Out of 3 gigawatts in projects awarded, most in Brazil’s arid northeast, only 19 of 111 solar parks started construction. According to an inspection report by electricity regulator ANEEL, 24 of the approved plants face “difficulties in the project’s economic viability.”
Meanwhile, only one new factory to build crucial local supplies for the projects has started production.
That solar panel factory began operating in December and is already struggling with the notoriously high taxes and production costs that have long crippled Brazilian manufacturers. Its panels are 40 percent more expensive than Chinese imports, according to executives at its operator, Canadian Solar Inc.
Then there is the question of financing. The national development bank is the only affordable long-term source for funding the sector. Brazil’s historically high interest rates make long-term commercial loans for big energy projects prohibitive, and power sector officials say foreign lenders are wary of exchange-rate risks, especially during Brazil’s worst recession on record.

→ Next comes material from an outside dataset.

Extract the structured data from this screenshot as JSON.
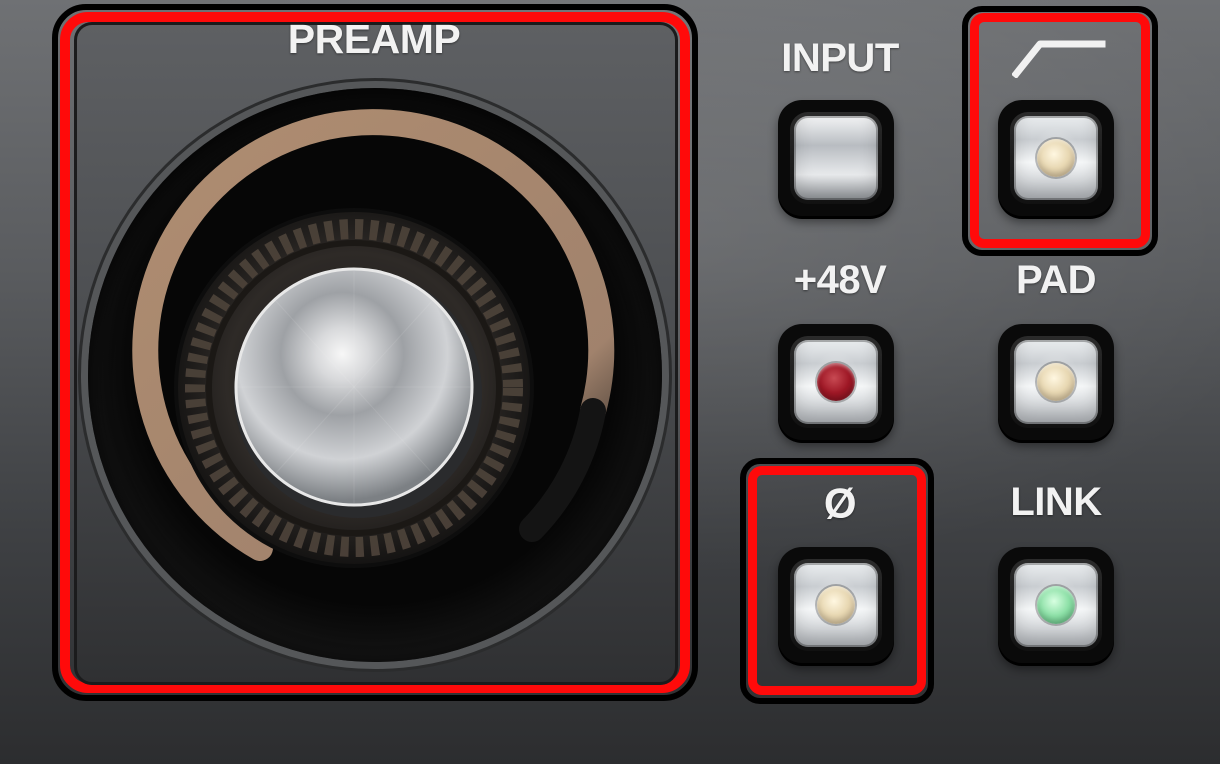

Most solar developers that received licenses in the ongoing program expected funding from Brazil’s development bank, known as BNDES. It finances most major infrastructure, power and industrial projects in Brazil with subsidized loans.
Under current rules, however, BNDES loans are only available to companies that commit to using locally produced equipment. Because so few local manufacturers exist, solar park developers have few options to satisfy those rules.
“Everybody was betting on BNDES financing,” says João Victor Ferraz, an energy specialist at consulting firm E&Y. “Now they are all desperate.”
Companies including Grupo Cobra, Fotowatio, Renova Energia SA and Rio Alto Energia are negotiating with the government to cancel their licenses and avoid fines for delays.
While local supplies are scarce, these companies argued in a 2016 letter to ANEEL that the devaluation in Brazil’s currency, the real, has made imports too expensive.
None of the companies responded to Reuters requests for comment.
BNDES officials acknowledge the problems. Carla Primavera, who oversees financing for the Brazilian power sector, said BNDES hopes to attract other solar panel manufacturers.
She said the bank also is rethinking existing rules that will raise content requirements for photovoltaic systems to a minimum of 76 percent locally produced components in 2020 from 56 percent now.
“We are looking at possible changes, also taking into consideration future power demand,” she said, without specifying potential changes.
Another complication: Brazil’s energy consumption has actually dropped since the drive to develop the sector began. The government actually canceled a licensing round for solar and wind projects late last year, a move that drew criticism.
“It was a bad signal,” said Abreu, the consultant in Fortaleza. “For equipment producers, there has to be a market. Investors will lack the confidence to build plants here.”
And suppliers, undercut by Chinese producers, need to find ways to outmaneuver low-cost imports.
Canadian Solar, whose plant is based in the state of São Paulo, says it was trying to become more competitive. “We hope to bring down those costs in the mid-term,” said Hugo Albuquerque, the company’s sales director for South America.